Often dubbed ‘divorce month’, January has long been recognised as the time of year when family lawyers see a significant rise in people seeking to end their marriages.

Current Google data supports this trend, showing that UK searches for ‘divorce’ during the week beginning 11th January reach their highest point in the past 12 months.

Family law firms also report a sharp increase in enquiries at the start of the year. Stowe Family Law has recorded a 20% rise in divorce and separation enquiries in January, while Susan Howarth & Co routinely sees increases of up to 40%. This trend is supported by Ministry of Justice data, which shows that divorce applications in the first quarter of the year are statistically higher than during the rest of the year.

Beyond the emotional impact, divorce is also a major driver of financial difficulty. Research from debt management firm Lowell has revealed that separation is one of the leading causes of couples falling into debt.

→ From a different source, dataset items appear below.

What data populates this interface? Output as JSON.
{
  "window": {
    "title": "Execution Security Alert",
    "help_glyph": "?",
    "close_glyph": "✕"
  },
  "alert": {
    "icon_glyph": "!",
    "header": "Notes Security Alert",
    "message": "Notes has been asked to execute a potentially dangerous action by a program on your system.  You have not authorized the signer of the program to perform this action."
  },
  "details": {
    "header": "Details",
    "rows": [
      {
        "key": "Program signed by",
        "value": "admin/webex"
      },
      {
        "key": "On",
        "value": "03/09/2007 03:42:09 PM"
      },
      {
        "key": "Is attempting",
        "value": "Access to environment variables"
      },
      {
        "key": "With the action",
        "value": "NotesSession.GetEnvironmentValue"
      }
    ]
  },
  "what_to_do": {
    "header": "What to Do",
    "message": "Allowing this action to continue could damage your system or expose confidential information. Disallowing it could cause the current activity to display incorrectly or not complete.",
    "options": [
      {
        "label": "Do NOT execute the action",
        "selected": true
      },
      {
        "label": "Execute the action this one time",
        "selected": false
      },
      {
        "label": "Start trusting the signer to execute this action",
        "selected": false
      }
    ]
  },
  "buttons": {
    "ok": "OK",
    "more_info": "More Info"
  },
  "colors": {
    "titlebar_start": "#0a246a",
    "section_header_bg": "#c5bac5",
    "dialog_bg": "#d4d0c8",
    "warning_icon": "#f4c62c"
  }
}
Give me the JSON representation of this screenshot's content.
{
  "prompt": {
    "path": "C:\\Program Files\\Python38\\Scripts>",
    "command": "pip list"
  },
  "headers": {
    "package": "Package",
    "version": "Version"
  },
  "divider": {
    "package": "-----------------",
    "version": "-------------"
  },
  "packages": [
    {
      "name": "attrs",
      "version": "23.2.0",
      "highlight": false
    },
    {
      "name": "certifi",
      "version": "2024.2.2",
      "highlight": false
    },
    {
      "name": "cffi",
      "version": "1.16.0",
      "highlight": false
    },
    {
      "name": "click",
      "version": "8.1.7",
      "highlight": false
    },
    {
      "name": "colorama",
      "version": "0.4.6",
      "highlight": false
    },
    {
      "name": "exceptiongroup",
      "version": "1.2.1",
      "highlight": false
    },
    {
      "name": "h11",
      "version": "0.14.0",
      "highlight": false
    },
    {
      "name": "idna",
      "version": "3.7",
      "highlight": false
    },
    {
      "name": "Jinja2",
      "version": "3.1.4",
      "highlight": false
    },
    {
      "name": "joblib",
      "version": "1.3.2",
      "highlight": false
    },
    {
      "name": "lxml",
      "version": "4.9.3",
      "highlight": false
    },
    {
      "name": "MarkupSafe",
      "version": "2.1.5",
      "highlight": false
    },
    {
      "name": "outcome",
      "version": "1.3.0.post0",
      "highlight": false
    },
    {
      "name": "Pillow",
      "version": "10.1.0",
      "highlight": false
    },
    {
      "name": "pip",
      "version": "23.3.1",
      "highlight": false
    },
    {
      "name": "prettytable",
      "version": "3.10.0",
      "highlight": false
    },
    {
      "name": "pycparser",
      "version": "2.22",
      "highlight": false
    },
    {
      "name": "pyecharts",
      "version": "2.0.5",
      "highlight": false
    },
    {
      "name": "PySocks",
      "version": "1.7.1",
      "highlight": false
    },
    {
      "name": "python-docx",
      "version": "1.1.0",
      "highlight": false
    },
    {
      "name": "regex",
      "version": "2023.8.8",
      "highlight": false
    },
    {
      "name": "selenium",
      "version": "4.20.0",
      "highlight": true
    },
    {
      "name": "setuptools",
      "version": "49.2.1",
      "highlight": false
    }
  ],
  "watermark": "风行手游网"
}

A survey examining how couples manage finances after separation found several situations to be particularly stressful: deciding what to do with the marital home and any outstanding mortgage (46%), paying off debts a partner had accrued (45%), having their own credit score impacted by their partner’s behaviour (31%), and agreeing how to split savings, investments, and other funds (30%).

When applied at a national level, these figures suggest that thousands of people may be at risk of financial hardship. According to Office for National Statistics data, the UK sees approximately 102,678 divorces each year, averaging 8,556 per month. A 20% January surge in enquiries would equate to around 10,267 divorces, affecting more than 20,000 individuals.

Using Lowell’s survey findings as a guide, around 45% of these individuals could face serious financial pressure. This suggests that as many as 9,240 people may be at risk of falling into debt in January alone, with the ‘divorce month’ spike potentially accounting for an additional 1,848 people experiencing financial difficulty.

John Pears, UK CEO at Lowell said:
“One of the biggest drivers of debt that we see is separation and divorce, third only to job loss and illness. Divorce debt can come from many sources such as the sudden increase in living costs now that each person has to run a household alone, outstanding shared bills, or even the legal fees involved in separating. We even see couples often discovering debts their partner had accumulated during the marriage, sometimes without even knowing about them.

“Households that were managing perfectly well together can quickly find themselves struggling once they split. Rent that was previously affordable on two incomes can become overwhelming when living alone, credit cards can start to creep up, and small debts can snowball.

“We regularly see people who never had financial problems before suddenly facing the stress of debt on top of the emotional impact of separation. For many, it’s a chain reaction: the divorce triggers debt, and that debt can take months or even years to recover from.”